IMT – Imperial Tobacco

Makes ciggies. It carries a fair amount of debt, which is why it’s not in my top tier. It is in a defensive industry, so I am reasonably sanguine about the debt levels.

NXT – Next

A retailer that needs no introduction. Management truly are a class act. It is quite large, and does not have the growth opportunities as perhaps some of the other companies do, but it does have a yield over 5%.

PZC – PZ Cussons

Cussons, as in the famous brand of soap. It is a family-owned business, and one in which Lord Lee said he was happy to buy. PE of near 15 is hardly excessive, and it has a yield over 3%. Its mean ROCE is just shy of 15%, and it has been growing dividends at 6.3%. It took on some debt last year to increase growth. That can be a warning sign, although in PZC’s case I’m reasonably confident that they will invest wisely, as opposed to going on a debt-fuelled expansion binge. We might need to be forgiving about subsequent ROCE levels, as the returns may take some time to feed through. It’s probably viewed as a bit of a stodgy company, but with sales of “only” £819m, it has a long way to go before it reaches the size of, say, Unliver.

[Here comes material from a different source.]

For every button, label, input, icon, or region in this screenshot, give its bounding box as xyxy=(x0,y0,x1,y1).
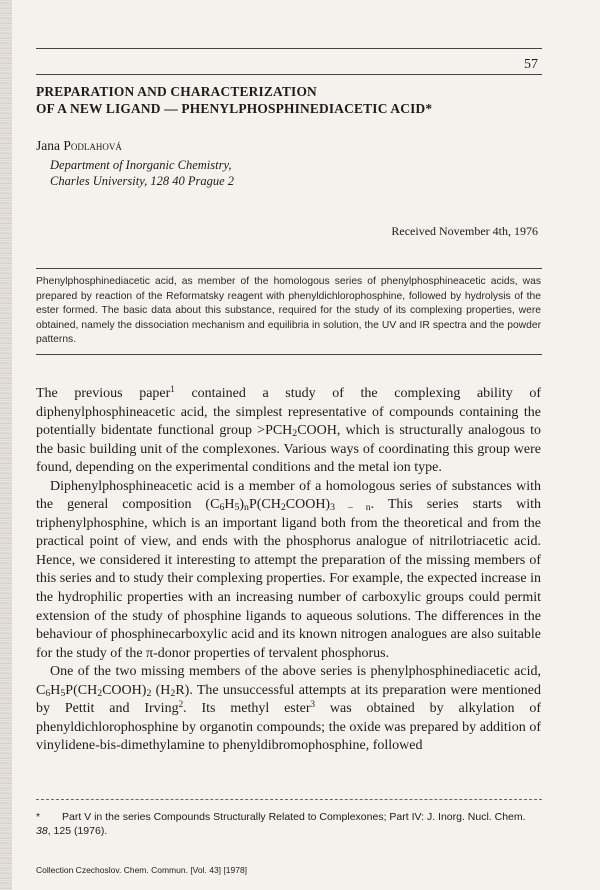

Some other good companies that I don’t own which I think are very good but perhaps a little pricey, or I just haven’t gotten around to buying:

HLMA – Halma

It makes security products. Sounds boring, but it has great returns on capital. Its share price has increased 349% over the last decade. There’s nothing boring about that.

RTN – Restaurant Group

A restaurant chain. I owned some shares a few years ago, but sold them. Silly me.

ULVR – Unilever

Everyone knows Unilever.

VCT – Victrex

Manufactures “polymer solutions”. Dividends have increased 13.4% annually over the last few years. It has net cash.

A couple of other companies that perhaps don’t meet the standards above, maybe don’t have much in the way of dividends, etc:

DTG – Dart Group

Anyone who reads Stockopedia must surely have heard of this airline and logistics company by now. It’s in a cyclical industry, which may put a lot of people off. It has actually been growing steadily for a number of years. The management seem very canny.

TAST – Tasty

Restaurant chain run by the Kaye family with a good track record in the business. Not exactly cheap, but I’m well in the money on this one, and want to let it ride.

Are there any more that should be added to the list? Not Vodafone, or other lumbering Footsie giant that is past its prime.